Looking left to right along the new seafront, we have:
- Hotel Mansions [1905, later renamed Union Building]
- York Building 
- King's Building 
- St. George's Building 
- <Ice House Street>
- Queen's Building 
Then one row nearer to us, between Des Voeux Road and Queen's Road, are:
- Alexandra Building [1904, the triangular building]
- King Edward Hotel 
- <Ice House Street>
- Prince's Building 
Ice House Street was the site of the Star Ferry pier:
In the main photo we can't see the pier itself, but you'll see one of the old-style Star Ferry boats arriving, and another on its way over to Tsim Sha Tsui.
Move round to 3 o'clock and the Governor's residence and ballroom are visible under the 'm' of the watermark.
The next stop is 4 o'clock, and the Gardeners' Cottages in the bottom-right corner. (This is the area we were looking at in the recent discussion about the bridge over Bowen / Macdonnell Road.) The gardeners had an easy walk to work - the open area above the cottages is the Botanical Gardens.
Down to 6 o'clock, and the bottom of the photo shows the tennis courts of the Ladies Recreation Club (LRC). We also have a photo of almost the same view taken in 1886. It's worth a look to compare the views, and see how much had changed in twenty years.
Also at the 6 o'clock position, is the long roof of The Albany. It was built in the 1840s, so is likely the oldest building in the main photo.
To the left of, and above the LRC courts are two roads that had me confused. After looking at a map, I think we've got Peak Road and May Road running next to each other. May Road runs closest to the LRC. In the foreground of the photo it looks unfinished, as though it is still under construction? Then in the distance it crosses over a bridge, and runs between two of the buildings of the Queen's Gardens development. The section of road from the bridge onwards was also known as "Queen's Gardens", but today it's called Hornsey Road.
To the left of May Road is the Peak Road. On the left of the photo it runs out of sight behind a building. It carries on up to The Peak. Following it downhill it runs under the May Road bridge, and meets Robinson Road a little further down the hill.
Peak Road is the busiest part of the photo, and from their shadows it looks as though several people are carrying goods up the hill on shoulder poles. That would have been hard, hard work.
Several readers are experts on the old mid-levels buildings, so I'm hoping they'll jump in to identify some of the other buildings in the lower-right corner of the photo. But I will point out what looks like another tennis court under the 'G' of the watermark.
The top-left corner is a densely-packed mass of smaller buildings. I'll welcome any you can identify among them.
The last landmark is back near the 12 o'clock mark, it's the Pedder Street clocktower (Note that the photo below also shows Hong Kong Hotel on the left. In this photo the old four-storey, southern section of the hotel has not been demolished yet):
When the clocktower was built it stood tall above the surrounding buildings, and I believe I've read that its light was used at night to help boats find their way to the Pedder Street pier. But by 1906 it was no longer the tallest landmark, and it only lasted a few more years until 1913. By then it was considered 'a serious obstruction to traffic', and was demolished.

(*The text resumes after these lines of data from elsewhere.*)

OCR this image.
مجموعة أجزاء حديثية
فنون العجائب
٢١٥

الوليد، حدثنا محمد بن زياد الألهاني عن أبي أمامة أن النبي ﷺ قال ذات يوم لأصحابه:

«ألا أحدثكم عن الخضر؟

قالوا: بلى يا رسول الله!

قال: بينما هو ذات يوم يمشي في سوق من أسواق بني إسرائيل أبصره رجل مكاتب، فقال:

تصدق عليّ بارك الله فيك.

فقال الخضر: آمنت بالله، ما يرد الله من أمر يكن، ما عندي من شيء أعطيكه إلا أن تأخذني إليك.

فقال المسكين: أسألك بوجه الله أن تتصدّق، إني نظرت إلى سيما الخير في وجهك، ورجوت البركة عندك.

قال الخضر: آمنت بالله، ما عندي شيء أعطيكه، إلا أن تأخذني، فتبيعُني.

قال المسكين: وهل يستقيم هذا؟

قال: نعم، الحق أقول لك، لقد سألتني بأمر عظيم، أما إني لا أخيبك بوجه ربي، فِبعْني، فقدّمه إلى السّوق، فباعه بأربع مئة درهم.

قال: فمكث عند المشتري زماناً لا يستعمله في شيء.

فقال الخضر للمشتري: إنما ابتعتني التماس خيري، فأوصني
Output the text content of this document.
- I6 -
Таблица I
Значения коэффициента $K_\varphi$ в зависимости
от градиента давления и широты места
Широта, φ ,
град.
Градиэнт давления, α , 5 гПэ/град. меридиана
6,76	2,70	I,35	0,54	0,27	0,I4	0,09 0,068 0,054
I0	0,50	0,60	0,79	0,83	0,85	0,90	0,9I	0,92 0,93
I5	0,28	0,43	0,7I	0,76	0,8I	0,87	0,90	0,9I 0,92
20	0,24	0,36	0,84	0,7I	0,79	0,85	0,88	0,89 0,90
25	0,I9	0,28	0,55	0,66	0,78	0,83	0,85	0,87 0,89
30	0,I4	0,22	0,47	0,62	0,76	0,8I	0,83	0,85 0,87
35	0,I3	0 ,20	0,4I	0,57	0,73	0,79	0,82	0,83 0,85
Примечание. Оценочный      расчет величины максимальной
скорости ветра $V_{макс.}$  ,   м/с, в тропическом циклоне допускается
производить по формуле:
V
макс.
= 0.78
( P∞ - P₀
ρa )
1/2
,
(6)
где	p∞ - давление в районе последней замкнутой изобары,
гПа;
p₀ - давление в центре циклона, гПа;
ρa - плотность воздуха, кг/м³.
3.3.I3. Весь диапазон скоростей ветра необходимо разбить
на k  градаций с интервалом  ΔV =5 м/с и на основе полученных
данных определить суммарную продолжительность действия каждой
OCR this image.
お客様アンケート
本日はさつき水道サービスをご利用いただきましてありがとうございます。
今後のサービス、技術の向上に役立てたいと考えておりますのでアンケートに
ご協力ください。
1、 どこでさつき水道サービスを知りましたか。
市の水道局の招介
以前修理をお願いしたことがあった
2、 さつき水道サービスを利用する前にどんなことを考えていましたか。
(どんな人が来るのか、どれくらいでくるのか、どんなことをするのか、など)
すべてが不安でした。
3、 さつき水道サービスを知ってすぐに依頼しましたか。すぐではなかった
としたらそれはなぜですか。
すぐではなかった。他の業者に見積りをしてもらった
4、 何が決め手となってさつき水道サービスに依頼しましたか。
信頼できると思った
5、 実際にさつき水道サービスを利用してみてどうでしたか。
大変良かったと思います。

When: It comes from a collection of photos that are mostly dated around 1906. But if you can see anything in the photo that contradicts that date, please let us know in the comments below.
Who: The only people to see are those toiling up Peak Road. But there are some people out of sight I'm interested to know more about - the people that originally owned this collection of photos. You can click here to see the other photos from the same collection.
So far we know :
- they were in Hong Kong around 1906
- there was some connection with the dockyard extension work
- the wife played tennis
From the jurors' lists we've seen that the Punchard & Lowther company worked on the dockyard extension. So I'm guessing the photos belonged to the family of a senior member of Punchard & Lowther, in Hong Kong to work on the Dockyard Extension project, and that the wife may have been a member of the LRC. I'll come back to this as we see more photos from their collection.